Figure 2A graphical representation of a Bayesian network. Observations or factors are the nodes of the graph (e.g., A, B), and the arrows represent the link and the direction of the information linking two observations (A- > B: the knowledge of A implies probabilistically the knowledge of B. If A is tobacco smoking, B could be lung cancer). Data allow the structure of the graph and the probability associated to each arrow to be estimated.

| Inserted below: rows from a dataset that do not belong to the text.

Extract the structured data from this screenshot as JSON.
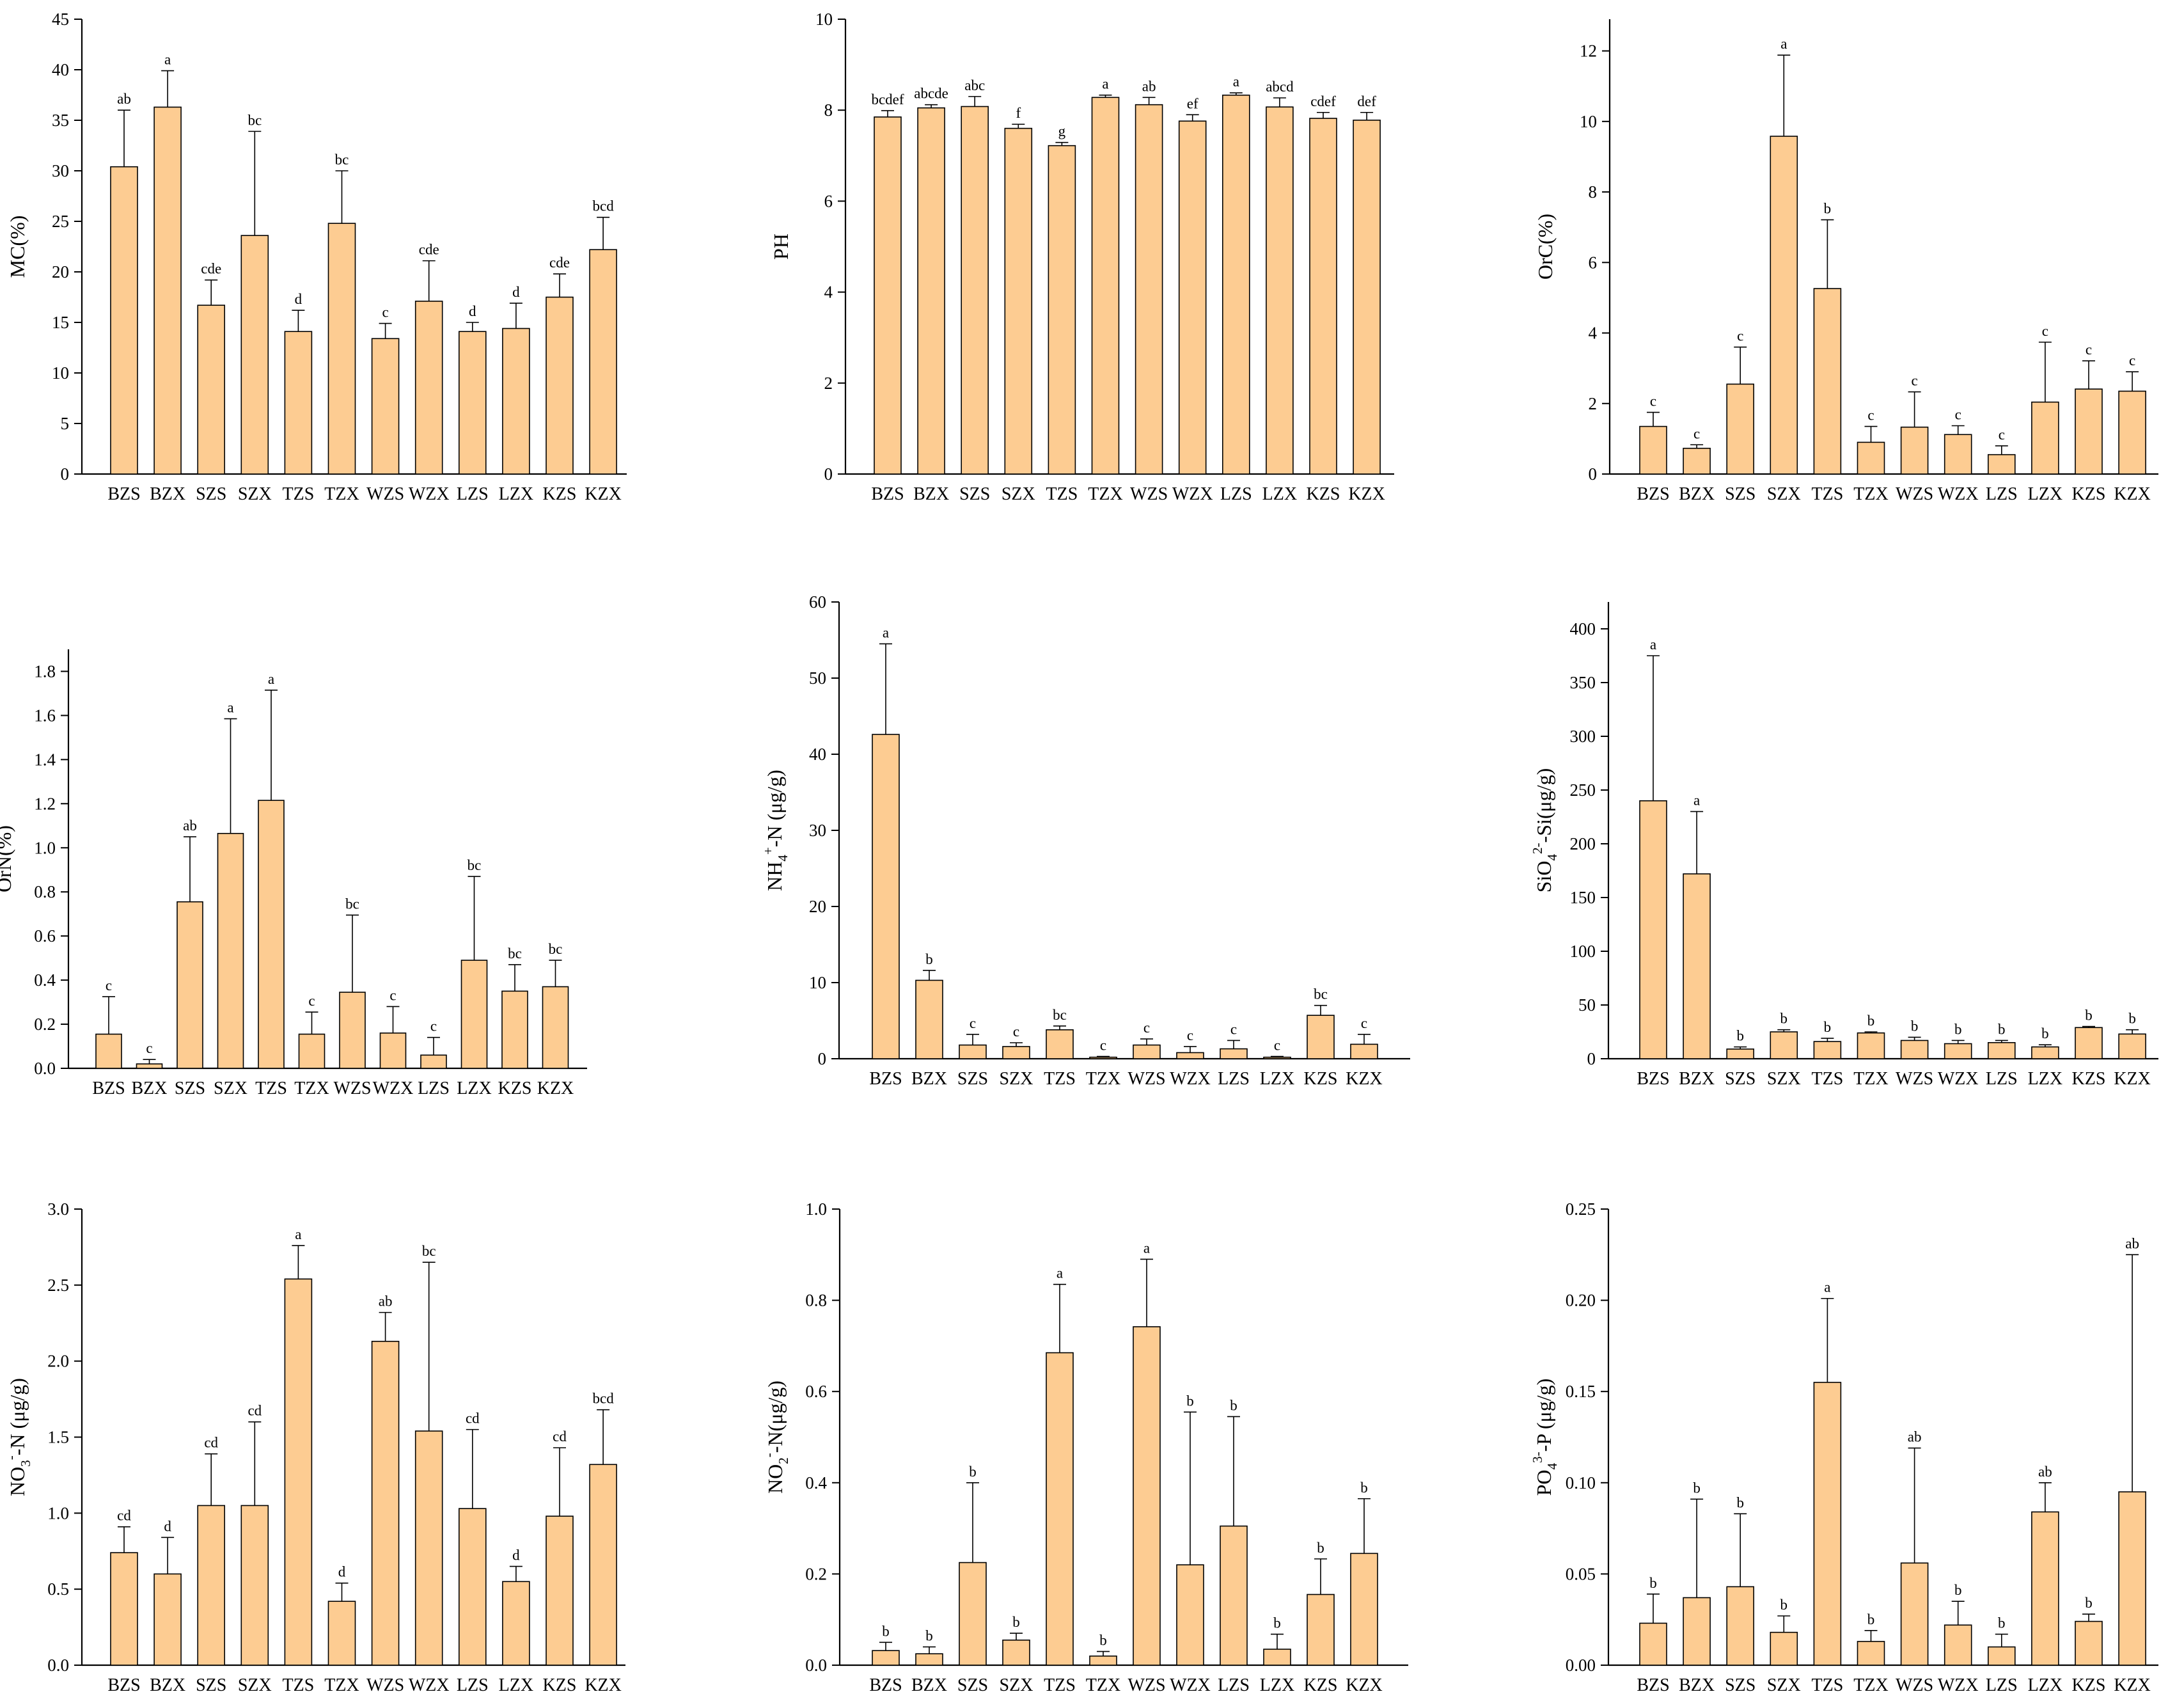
{
  "colors": {
    "bar_fill": "#FDCC92",
    "bar_stroke": "#000000",
    "axis": "#000000",
    "text": "#000000"
  },
  "chart_data": [
    {
      "type": "bar",
      "ylabel": "MC(%)",
      "ylabel_parts": [
        {
          "t": "MC(%)"
        }
      ],
      "ylim": [
        0,
        45
      ],
      "yticks": [
        0,
        5,
        10,
        15,
        20,
        25,
        30,
        35,
        40,
        45
      ],
      "ytick_labels": [
        "0",
        "5",
        "10",
        "15",
        "20",
        "25",
        "30",
        "35",
        "40",
        "45"
      ],
      "categories": [
        "BZS",
        "BZX",
        "SZS",
        "SZX",
        "TZS",
        "TZX",
        "WZS",
        "WZX",
        "LZS",
        "LZX",
        "KZS",
        "KZX"
      ],
      "values": [
        30.4,
        36.3,
        16.7,
        23.6,
        14.1,
        24.8,
        13.4,
        17.1,
        14.1,
        14.4,
        17.5,
        22.2
      ],
      "errors": [
        5.6,
        3.6,
        2.5,
        10.3,
        2.1,
        5.2,
        1.5,
        4.0,
        0.9,
        2.5,
        2.3,
        3.2
      ],
      "letters": [
        "ab",
        "a",
        "cde",
        "bc",
        "d",
        "bc",
        "c",
        "cde",
        "d",
        "d",
        "cde",
        "bcd"
      ]
    },
    {
      "type": "bar",
      "ylabel": "PH",
      "ylabel_parts": [
        {
          "t": "PH"
        }
      ],
      "ylim": [
        0,
        10
      ],
      "yticks": [
        0,
        2,
        4,
        6,
        8,
        10
      ],
      "ytick_labels": [
        "0",
        "2",
        "4",
        "6",
        "8",
        "10"
      ],
      "categories": [
        "BZS",
        "BZX",
        "SZS",
        "SZX",
        "TZS",
        "TZX",
        "WZS",
        "WZX",
        "LZS",
        "LZX",
        "KZS",
        "KZX"
      ],
      "values": [
        7.85,
        8.05,
        8.08,
        7.6,
        7.22,
        8.28,
        8.12,
        7.76,
        8.33,
        8.07,
        7.82,
        7.78
      ],
      "errors": [
        0.14,
        0.07,
        0.22,
        0.09,
        0.07,
        0.05,
        0.16,
        0.14,
        0.05,
        0.2,
        0.13,
        0.17
      ],
      "letters": [
        "bcdef",
        "abcde",
        "abc",
        "f",
        "g",
        "a",
        "ab",
        "ef",
        "a",
        "abcd",
        "cdef",
        "def"
      ]
    },
    {
      "type": "bar",
      "ylabel": "OrC(%)",
      "ylabel_parts": [
        {
          "t": "OrC(%)"
        }
      ],
      "ylim": [
        0,
        12.9
      ],
      "yticks": [
        0,
        2,
        4,
        6,
        8,
        10,
        12
      ],
      "ytick_labels": [
        "0",
        "2",
        "4",
        "6",
        "8",
        "10",
        "12"
      ],
      "categories": [
        "BZS",
        "BZX",
        "SZS",
        "SZX",
        "TZS",
        "TZX",
        "WZS",
        "WZX",
        "LZS",
        "LZX",
        "KZS",
        "KZX"
      ],
      "values": [
        1.35,
        0.73,
        2.55,
        9.58,
        5.26,
        0.9,
        1.33,
        1.12,
        0.55,
        2.04,
        2.41,
        2.35
      ],
      "errors": [
        0.4,
        0.1,
        1.05,
        2.3,
        1.95,
        0.45,
        1.0,
        0.25,
        0.25,
        1.7,
        0.8,
        0.55
      ],
      "letters": [
        "c",
        "c",
        "c",
        "a",
        "b",
        "c",
        "c",
        "c",
        "c",
        "c",
        "c",
        "c"
      ]
    },
    {
      "type": "bar",
      "ylabel": "OrN(%)",
      "ylabel_parts": [
        {
          "t": "OrN(%)"
        }
      ],
      "ylim": [
        0,
        1.9
      ],
      "yticks": [
        0,
        0.2,
        0.4,
        0.6,
        0.8,
        1.0,
        1.2,
        1.4,
        1.6,
        1.8
      ],
      "ytick_labels": [
        "0.0",
        "0.2",
        "0.4",
        "0.6",
        "0.8",
        "1.0",
        "1.2",
        "1.4",
        "1.6",
        "1.8"
      ],
      "categories": [
        "BZS",
        "BZX",
        "SZS",
        "SZX",
        "TZS",
        "TZX",
        "WZS",
        "WZX",
        "LZS",
        "LZX",
        "KZS",
        "KZX"
      ],
      "values": [
        0.155,
        0.02,
        0.755,
        1.065,
        1.215,
        0.155,
        0.345,
        0.16,
        0.06,
        0.49,
        0.35,
        0.37
      ],
      "errors": [
        0.17,
        0.02,
        0.295,
        0.52,
        0.5,
        0.1,
        0.35,
        0.12,
        0.08,
        0.38,
        0.12,
        0.12
      ],
      "letters": [
        "c",
        "c",
        "ab",
        "a",
        "a",
        "c",
        "bc",
        "c",
        "c",
        "bc",
        "bc",
        "bc"
      ]
    },
    {
      "type": "bar",
      "ylabel": "NH4+-N (μg/g)",
      "ylabel_parts": [
        {
          "t": "NH"
        },
        {
          "t": "4",
          "s": "sub"
        },
        {
          "t": "+",
          "s": "sup"
        },
        {
          "t": "-N (μg/g)"
        }
      ],
      "ylim": [
        0,
        60
      ],
      "yticks": [
        0,
        10,
        20,
        30,
        40,
        50,
        60
      ],
      "ytick_labels": [
        "0",
        "10",
        "20",
        "30",
        "40",
        "50",
        "60"
      ],
      "categories": [
        "BZS",
        "BZX",
        "SZS",
        "SZX",
        "TZS",
        "TZX",
        "WZS",
        "WZX",
        "LZS",
        "LZX",
        "KZS",
        "KZX"
      ],
      "values": [
        42.6,
        10.3,
        1.8,
        1.6,
        3.8,
        0.2,
        1.8,
        0.8,
        1.3,
        0.2,
        5.7,
        1.9
      ],
      "errors": [
        11.9,
        1.3,
        1.4,
        0.5,
        0.5,
        0.1,
        0.8,
        0.8,
        1.1,
        0.1,
        1.3,
        1.3
      ],
      "letters": [
        "a",
        "b",
        "c",
        "c",
        "bc",
        "c",
        "c",
        "c",
        "c",
        "c",
        "bc",
        "c"
      ]
    },
    {
      "type": "bar",
      "ylabel": "SiO42--Si(μg/g)",
      "ylabel_parts": [
        {
          "t": "SiO"
        },
        {
          "t": "4",
          "s": "sub"
        },
        {
          "t": "2-",
          "s": "sup"
        },
        {
          "t": "-Si(μg/g)"
        }
      ],
      "ylim": [
        0,
        425
      ],
      "yticks": [
        0,
        50,
        100,
        150,
        200,
        250,
        300,
        350,
        400
      ],
      "ytick_labels": [
        "0",
        "50",
        "100",
        "150",
        "200",
        "250",
        "300",
        "350",
        "400"
      ],
      "categories": [
        "BZS",
        "BZX",
        "SZS",
        "SZX",
        "TZS",
        "TZX",
        "WZS",
        "WZX",
        "LZS",
        "LZX",
        "KZS",
        "KZX"
      ],
      "values": [
        240,
        172,
        9,
        25,
        16,
        24,
        17,
        14,
        15,
        11,
        29,
        23
      ],
      "errors": [
        135,
        58,
        2,
        2,
        3,
        1,
        3,
        3,
        2,
        2,
        1,
        4
      ],
      "letters": [
        "a",
        "a",
        "b",
        "b",
        "b",
        "b",
        "b",
        "b",
        "b",
        "b",
        "b",
        "b"
      ]
    },
    {
      "type": "bar",
      "ylabel": "NO3--N (μg/g)",
      "ylabel_parts": [
        {
          "t": "NO"
        },
        {
          "t": "3",
          "s": "sub"
        },
        {
          "t": "-",
          "s": "sup"
        },
        {
          "t": "-N (μg/g)"
        }
      ],
      "ylim": [
        0,
        3.0
      ],
      "yticks": [
        0,
        0.5,
        1.0,
        1.5,
        2.0,
        2.5,
        3.0
      ],
      "ytick_labels": [
        "0.0",
        "0.5",
        "1.0",
        "1.5",
        "2.0",
        "2.5",
        "3.0"
      ],
      "categories": [
        "BZS",
        "BZX",
        "SZS",
        "SZX",
        "TZS",
        "TZX",
        "WZS",
        "WZX",
        "LZS",
        "LZX",
        "KZS",
        "KZX"
      ],
      "values": [
        0.74,
        0.6,
        1.05,
        1.05,
        2.54,
        0.42,
        2.13,
        1.54,
        1.03,
        0.55,
        0.98,
        1.32
      ],
      "errors": [
        0.17,
        0.24,
        0.34,
        0.55,
        0.22,
        0.12,
        0.19,
        1.11,
        0.52,
        0.1,
        0.45,
        0.36
      ],
      "letters": [
        "cd",
        "d",
        "cd",
        "cd",
        "a",
        "d",
        "ab",
        "bc",
        "cd",
        "d",
        "cd",
        "bcd"
      ]
    },
    {
      "type": "bar",
      "ylabel": "NO2--N(μg/g)",
      "ylabel_parts": [
        {
          "t": "NO"
        },
        {
          "t": "2",
          "s": "sub"
        },
        {
          "t": "-",
          "s": "sup"
        },
        {
          "t": "-N(μg/g)"
        }
      ],
      "ylim": [
        0,
        1.0
      ],
      "yticks": [
        0,
        0.2,
        0.4,
        0.6,
        0.8,
        1.0
      ],
      "ytick_labels": [
        "0.0",
        "0.2",
        "0.4",
        "0.6",
        "0.8",
        "1.0"
      ],
      "categories": [
        "BZS",
        "BZX",
        "SZS",
        "SZX",
        "TZS",
        "TZX",
        "WZS",
        "WZX",
        "LZS",
        "LZX",
        "KZS",
        "KZX"
      ],
      "values": [
        0.032,
        0.025,
        0.225,
        0.055,
        0.685,
        0.02,
        0.742,
        0.22,
        0.305,
        0.035,
        0.155,
        0.245
      ],
      "errors": [
        0.018,
        0.015,
        0.175,
        0.015,
        0.15,
        0.01,
        0.148,
        0.335,
        0.24,
        0.033,
        0.078,
        0.12
      ],
      "letters": [
        "b",
        "b",
        "b",
        "b",
        "a",
        "b",
        "a",
        "b",
        "b",
        "b",
        "b",
        "b"
      ]
    },
    {
      "type": "bar",
      "ylabel": "PO43--P (μg/g)",
      "ylabel_parts": [
        {
          "t": "PO"
        },
        {
          "t": "4",
          "s": "sub"
        },
        {
          "t": "3-",
          "s": "sup"
        },
        {
          "t": "-P (μg/g)"
        }
      ],
      "ylim": [
        0,
        0.25
      ],
      "yticks": [
        0,
        0.05,
        0.1,
        0.15,
        0.2,
        0.25
      ],
      "ytick_labels": [
        "0.00",
        "0.05",
        "0.10",
        "0.15",
        "0.20",
        "0.25"
      ],
      "categories": [
        "BZS",
        "BZX",
        "SZS",
        "SZX",
        "TZS",
        "TZX",
        "WZS",
        "WZX",
        "LZS",
        "LZX",
        "KZS",
        "KZX"
      ],
      "values": [
        0.023,
        0.037,
        0.043,
        0.018,
        0.155,
        0.013,
        0.056,
        0.022,
        0.01,
        0.084,
        0.024,
        0.095
      ],
      "errors": [
        0.016,
        0.054,
        0.04,
        0.009,
        0.046,
        0.006,
        0.063,
        0.013,
        0.007,
        0.016,
        0.004,
        0.13
      ],
      "letters": [
        "b",
        "b",
        "b",
        "b",
        "a",
        "b",
        "ab",
        "b",
        "b",
        "ab",
        "b",
        "ab"
      ]
    }
  ]
}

Figure 3Building the psychological landscape, from raw data to the determination and the causal analysis of its dynamical patterns. A. The whole dataset is constituted of various data layers collected on persons, which include behavioral, biological, genetic, and imaging data. It may exhibit complex relationships that cannot be preserved or explored appropriately with classic statistical tools. B. Reduced dataset produced by nonlinear reduction techniques (NLDR), which allow minimal complexity loss (step 1). C. A raw map is produced by pattern recognition techniques and robust clustering (step 2). Homogeneous groups of persons may be identified, according to similar behaviors and psychological traits. Such groups are termed nosological areas. D. Zooming in on a specific nosological area. E. Applying algorithms for attractor reconstruction should allow the dynamic pattern of this area to be identified. F. The causal pathways leading to an attractor can be analysed with Bayesian networks or similar methods (steps 4 and 5). The links of the dynamic pattern to other items from the whole dataset, e.g., age and sex, can be also analysed. G. Once the main nosological areas are identified, pathways between these areas can be searched for. Bayesian networks can be used as well.
Figure 4A classical example of dynamic attractor: the Lorenz attractor. It depicts the globally dynamical and stable behavior of some systems. It is made of individual trajectories that are captive and alternately orbiting around two distinct attracting poles.